These endocrine concepts connect Chapter 39 and Chapter 46.


High-Yield Exam Facts

  • Sarcomere = Z line to Z line.

  • Thin filament = actin + troponin + tropomyosin.

  • Thick filament = myosin.

  • Calcium binds troponin, exposing myosin-binding sites on actin.

  • ATP is required for myosin detachment and calcium reuptake.

  • Rigor mortis occurs because ATP is depleted after death.

  • Skeletal muscle is voluntary and multinucleated; cardiac muscle is involuntary, branched, and connected by intercalated discs; smooth muscle is involuntary and uses calmodulin instead of troponin.

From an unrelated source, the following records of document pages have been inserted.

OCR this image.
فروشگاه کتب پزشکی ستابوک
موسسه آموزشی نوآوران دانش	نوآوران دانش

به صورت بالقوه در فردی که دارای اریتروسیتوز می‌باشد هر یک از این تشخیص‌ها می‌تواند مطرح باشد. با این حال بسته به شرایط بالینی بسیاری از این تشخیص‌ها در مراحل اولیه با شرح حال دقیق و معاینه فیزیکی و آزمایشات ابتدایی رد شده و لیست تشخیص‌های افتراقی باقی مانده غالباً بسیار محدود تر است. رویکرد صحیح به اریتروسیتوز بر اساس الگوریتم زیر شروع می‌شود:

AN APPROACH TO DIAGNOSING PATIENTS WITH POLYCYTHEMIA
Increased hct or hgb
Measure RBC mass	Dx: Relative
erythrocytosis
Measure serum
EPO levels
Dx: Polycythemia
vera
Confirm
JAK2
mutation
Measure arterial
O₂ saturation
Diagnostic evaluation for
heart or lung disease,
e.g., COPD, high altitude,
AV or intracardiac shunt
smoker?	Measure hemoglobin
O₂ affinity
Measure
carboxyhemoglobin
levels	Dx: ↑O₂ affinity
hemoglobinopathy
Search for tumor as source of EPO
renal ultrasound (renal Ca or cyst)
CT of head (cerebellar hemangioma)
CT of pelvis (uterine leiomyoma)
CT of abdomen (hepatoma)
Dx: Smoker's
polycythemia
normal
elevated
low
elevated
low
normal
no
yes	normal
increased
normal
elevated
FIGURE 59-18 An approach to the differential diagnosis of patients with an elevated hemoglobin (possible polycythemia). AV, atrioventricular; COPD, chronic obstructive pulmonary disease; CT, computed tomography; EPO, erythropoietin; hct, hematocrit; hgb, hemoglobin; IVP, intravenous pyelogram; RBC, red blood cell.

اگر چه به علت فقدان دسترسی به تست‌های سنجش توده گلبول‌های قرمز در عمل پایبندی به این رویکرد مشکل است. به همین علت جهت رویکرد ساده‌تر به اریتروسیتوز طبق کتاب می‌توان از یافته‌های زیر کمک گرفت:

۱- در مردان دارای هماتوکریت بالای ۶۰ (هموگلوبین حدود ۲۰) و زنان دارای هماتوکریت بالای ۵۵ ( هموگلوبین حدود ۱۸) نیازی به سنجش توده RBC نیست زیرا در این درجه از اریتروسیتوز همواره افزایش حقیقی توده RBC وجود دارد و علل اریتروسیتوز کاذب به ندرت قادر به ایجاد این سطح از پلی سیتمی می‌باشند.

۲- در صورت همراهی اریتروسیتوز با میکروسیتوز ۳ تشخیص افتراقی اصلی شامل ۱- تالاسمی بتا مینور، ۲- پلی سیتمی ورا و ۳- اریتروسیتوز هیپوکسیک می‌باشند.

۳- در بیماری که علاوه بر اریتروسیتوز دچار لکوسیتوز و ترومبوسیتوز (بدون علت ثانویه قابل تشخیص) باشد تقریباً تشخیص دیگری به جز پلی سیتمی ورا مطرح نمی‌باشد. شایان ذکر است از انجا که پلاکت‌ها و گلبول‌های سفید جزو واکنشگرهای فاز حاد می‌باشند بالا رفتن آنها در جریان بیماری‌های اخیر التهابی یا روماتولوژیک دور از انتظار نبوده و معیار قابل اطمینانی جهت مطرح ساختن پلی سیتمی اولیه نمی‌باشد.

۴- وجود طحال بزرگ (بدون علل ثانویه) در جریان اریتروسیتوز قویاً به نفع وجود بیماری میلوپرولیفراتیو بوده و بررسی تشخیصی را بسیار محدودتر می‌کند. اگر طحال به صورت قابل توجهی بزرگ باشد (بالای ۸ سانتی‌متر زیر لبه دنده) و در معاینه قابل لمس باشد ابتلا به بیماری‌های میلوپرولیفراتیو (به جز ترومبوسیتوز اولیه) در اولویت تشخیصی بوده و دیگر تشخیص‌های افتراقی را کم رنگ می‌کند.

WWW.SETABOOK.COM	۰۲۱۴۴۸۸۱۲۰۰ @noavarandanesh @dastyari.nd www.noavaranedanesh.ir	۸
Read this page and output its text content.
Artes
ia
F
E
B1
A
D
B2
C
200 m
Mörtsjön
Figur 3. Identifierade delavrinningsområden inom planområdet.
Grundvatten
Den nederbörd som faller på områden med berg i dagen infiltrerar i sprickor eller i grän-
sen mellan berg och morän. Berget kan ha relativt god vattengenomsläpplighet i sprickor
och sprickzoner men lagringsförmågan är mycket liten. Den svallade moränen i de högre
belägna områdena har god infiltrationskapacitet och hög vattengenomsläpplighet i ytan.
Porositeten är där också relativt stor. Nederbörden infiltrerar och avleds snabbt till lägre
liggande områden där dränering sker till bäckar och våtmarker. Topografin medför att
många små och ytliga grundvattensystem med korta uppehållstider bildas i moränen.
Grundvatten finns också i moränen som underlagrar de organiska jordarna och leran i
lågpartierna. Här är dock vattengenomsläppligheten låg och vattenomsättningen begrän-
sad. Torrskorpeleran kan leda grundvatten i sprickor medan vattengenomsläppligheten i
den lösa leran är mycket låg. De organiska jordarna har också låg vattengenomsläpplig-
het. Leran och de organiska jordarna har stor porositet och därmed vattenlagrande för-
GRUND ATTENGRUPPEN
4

  • Slow oxidative fibers resist fatigue; fast glycolytic fibers produce greater force but fatigue quickly.

  • Tendons connect muscle to bone; ligaments connect bone to bone.

  • Osteoblasts build bone, osteoclasts resorb bone, and osteocytes maintain bone.
    BISC 163 EXAM 3 MASTER STUDY GUIDE

    Chapter 40 – The Immune System


    Objective 1

    Describe the General Features of the Immune System

    The immune system is a network of:

    • White blood cells (leukocytes)

    • Lymphatic organs

    • Lymphatic vessels

    • Antibodies

    • Signaling molecules (cytokines)

    • Complement proteins

    Its job is to protect the body against:

    • Bacteria

    • Viruses

    • Fungi

    • Parasites

    • Cancer cells

    • Foreign chemicals (toxins)

    The PowerPoint emphasizes that defenses can be divided into nonspecific (innate) and specific (adaptive) immunity.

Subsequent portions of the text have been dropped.